Leah’s transplant was successful but she developed several complications post transplant. In late October ’13 we returned to N. Ireland. Leah and I attended Belfast City Hospital every Friday where she received excellent care. Our haematologist was very vigilant and attentive. He kept saying how well Leah was doing. As time went on, my intuition as her mother told me different, but I kept my thoughts to myself and wore a smile as best I could.
Two days after Christmas ’13 Leah became unwell. She spent 2.5 weeks in ICU in Belfast City Hospital with respiratory failure. Leah was on a ventilator for much of this time but she was awake quite a bit and tried to communicate by typing on her iPad. She smiled a lot, told us she loved us, listened to her favourite Christian music on her iPad and told her boyfriend that she wasn’t afraid to die.

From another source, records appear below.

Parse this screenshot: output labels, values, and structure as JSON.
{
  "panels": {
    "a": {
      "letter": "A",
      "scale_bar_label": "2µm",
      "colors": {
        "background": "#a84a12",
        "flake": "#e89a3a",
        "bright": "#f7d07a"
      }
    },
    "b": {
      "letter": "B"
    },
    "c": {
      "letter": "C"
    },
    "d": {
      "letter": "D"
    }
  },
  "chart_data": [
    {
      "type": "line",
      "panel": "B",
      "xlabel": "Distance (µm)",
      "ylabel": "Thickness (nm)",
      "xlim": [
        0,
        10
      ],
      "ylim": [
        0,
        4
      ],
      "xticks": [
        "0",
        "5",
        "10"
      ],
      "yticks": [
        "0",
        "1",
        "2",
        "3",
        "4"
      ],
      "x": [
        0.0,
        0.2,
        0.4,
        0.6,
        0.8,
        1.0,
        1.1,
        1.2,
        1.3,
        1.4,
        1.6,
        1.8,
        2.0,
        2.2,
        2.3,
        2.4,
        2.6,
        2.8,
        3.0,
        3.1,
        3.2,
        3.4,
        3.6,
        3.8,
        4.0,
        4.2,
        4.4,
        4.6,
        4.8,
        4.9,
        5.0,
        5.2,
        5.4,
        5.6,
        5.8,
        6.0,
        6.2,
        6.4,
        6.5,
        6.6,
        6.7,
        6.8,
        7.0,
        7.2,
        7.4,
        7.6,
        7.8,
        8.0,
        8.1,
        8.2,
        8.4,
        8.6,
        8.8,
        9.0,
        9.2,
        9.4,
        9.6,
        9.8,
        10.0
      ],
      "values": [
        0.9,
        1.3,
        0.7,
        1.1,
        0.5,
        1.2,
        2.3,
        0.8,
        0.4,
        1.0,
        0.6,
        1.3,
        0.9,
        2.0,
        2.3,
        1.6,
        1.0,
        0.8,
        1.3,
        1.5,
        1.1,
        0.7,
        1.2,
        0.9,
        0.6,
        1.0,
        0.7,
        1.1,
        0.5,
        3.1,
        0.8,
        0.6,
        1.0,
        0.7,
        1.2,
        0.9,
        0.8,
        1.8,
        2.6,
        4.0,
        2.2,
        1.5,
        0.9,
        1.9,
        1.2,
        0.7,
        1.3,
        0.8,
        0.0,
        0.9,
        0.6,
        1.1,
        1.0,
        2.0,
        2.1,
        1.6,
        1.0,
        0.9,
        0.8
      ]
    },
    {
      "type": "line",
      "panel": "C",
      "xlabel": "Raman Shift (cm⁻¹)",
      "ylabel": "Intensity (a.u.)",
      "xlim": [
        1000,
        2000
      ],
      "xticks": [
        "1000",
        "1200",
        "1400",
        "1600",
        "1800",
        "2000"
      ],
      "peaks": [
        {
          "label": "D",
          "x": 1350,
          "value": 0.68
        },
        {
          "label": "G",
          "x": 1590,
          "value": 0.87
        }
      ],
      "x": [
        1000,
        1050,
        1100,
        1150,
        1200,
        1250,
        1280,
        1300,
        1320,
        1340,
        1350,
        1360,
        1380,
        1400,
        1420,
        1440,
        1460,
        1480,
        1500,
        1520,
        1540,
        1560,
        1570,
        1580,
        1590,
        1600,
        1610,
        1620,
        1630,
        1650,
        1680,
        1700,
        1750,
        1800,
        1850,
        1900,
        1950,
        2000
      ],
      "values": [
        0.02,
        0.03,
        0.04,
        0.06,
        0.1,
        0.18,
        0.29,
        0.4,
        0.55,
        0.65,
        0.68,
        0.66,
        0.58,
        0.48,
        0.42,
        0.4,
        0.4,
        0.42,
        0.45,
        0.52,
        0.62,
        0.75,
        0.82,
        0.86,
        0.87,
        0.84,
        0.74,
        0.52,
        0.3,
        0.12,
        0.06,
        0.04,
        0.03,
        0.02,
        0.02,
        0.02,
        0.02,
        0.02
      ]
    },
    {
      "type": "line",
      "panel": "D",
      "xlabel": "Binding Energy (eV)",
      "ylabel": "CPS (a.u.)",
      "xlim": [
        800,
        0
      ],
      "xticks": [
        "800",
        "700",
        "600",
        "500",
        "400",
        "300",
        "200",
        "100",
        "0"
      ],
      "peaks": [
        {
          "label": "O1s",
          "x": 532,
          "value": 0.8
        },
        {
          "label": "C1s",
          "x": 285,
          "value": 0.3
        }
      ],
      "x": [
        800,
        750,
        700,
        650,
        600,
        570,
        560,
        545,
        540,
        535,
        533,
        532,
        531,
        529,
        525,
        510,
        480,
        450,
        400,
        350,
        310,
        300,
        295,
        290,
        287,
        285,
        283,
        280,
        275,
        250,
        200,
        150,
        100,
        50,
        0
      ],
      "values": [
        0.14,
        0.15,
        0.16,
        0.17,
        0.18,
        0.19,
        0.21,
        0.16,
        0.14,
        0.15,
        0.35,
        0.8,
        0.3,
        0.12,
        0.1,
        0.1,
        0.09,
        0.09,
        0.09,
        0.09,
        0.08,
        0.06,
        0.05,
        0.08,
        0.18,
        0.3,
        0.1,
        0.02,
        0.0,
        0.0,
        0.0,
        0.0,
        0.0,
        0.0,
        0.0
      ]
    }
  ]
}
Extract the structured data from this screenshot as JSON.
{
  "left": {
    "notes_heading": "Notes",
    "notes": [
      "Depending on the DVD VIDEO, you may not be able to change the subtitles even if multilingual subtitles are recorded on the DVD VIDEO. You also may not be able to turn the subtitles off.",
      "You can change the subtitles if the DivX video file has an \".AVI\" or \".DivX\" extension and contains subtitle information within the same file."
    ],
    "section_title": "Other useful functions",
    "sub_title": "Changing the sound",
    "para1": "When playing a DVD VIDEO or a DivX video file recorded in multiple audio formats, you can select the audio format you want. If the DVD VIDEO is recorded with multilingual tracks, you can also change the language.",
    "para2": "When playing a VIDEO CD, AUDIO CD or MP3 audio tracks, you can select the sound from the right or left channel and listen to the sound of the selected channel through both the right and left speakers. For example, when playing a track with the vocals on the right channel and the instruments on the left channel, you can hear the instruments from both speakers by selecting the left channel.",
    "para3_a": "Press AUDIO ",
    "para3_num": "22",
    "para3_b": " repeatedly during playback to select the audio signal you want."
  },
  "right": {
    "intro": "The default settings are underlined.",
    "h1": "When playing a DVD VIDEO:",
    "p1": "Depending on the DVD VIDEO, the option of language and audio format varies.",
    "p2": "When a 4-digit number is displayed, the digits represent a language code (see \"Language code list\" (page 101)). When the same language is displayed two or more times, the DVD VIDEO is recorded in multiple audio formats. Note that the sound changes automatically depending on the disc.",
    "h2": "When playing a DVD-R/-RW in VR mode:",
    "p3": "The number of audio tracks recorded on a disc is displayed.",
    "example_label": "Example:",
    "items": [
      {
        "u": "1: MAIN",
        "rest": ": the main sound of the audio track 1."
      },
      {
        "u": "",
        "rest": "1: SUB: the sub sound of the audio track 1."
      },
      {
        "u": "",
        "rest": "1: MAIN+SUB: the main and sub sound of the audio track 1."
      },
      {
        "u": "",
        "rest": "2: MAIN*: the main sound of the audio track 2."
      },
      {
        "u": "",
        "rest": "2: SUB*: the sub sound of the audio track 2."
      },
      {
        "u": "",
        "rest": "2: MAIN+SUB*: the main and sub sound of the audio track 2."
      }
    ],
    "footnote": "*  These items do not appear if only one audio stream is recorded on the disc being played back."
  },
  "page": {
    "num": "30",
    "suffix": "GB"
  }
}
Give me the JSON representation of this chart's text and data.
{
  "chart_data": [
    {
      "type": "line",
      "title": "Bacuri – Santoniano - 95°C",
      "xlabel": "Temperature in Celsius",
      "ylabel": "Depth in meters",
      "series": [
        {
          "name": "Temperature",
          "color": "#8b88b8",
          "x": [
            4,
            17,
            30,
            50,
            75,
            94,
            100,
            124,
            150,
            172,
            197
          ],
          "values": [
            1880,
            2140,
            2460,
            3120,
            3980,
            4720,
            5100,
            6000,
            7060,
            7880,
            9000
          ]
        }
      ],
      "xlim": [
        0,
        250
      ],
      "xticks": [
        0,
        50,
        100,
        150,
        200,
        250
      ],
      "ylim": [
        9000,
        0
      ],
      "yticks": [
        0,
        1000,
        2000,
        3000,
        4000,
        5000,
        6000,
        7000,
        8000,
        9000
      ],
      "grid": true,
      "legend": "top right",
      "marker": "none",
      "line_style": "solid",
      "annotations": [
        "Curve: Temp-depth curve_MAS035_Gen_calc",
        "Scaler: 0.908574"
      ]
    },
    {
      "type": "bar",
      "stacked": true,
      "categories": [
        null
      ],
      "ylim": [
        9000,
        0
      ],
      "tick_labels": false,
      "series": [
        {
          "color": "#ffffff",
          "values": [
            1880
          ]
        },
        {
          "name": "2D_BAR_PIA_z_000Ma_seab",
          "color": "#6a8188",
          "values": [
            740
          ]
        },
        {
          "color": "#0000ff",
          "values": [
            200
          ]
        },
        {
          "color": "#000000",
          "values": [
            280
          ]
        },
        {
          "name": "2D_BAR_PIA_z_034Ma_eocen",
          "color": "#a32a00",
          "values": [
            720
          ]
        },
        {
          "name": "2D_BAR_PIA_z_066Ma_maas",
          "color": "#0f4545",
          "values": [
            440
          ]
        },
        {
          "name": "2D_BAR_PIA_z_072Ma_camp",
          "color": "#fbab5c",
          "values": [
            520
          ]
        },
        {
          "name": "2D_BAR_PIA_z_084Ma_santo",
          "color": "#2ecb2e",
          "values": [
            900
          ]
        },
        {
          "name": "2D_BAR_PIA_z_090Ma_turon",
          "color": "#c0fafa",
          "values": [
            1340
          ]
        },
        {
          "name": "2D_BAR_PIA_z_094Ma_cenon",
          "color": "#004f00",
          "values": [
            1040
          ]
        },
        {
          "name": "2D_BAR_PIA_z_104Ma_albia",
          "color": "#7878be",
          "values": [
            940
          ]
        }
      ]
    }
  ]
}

On Thursday 16th January 2014 Leah was transferred to the NI Children’s Hospice where she died that day in peace and dignity, surrounded by love. She had developed idiopathic pneumonia syndrome, a rare complication of bone marrow transplant.
Although I know that Leah is happy and free from pain where she is now, her death has left a gaping hole in my heart and in our family.
The photo with Gromit was taken in Bristol just after her bone marrow transplant.
The photo in the blue hoodie was taken at home four weeks before she died.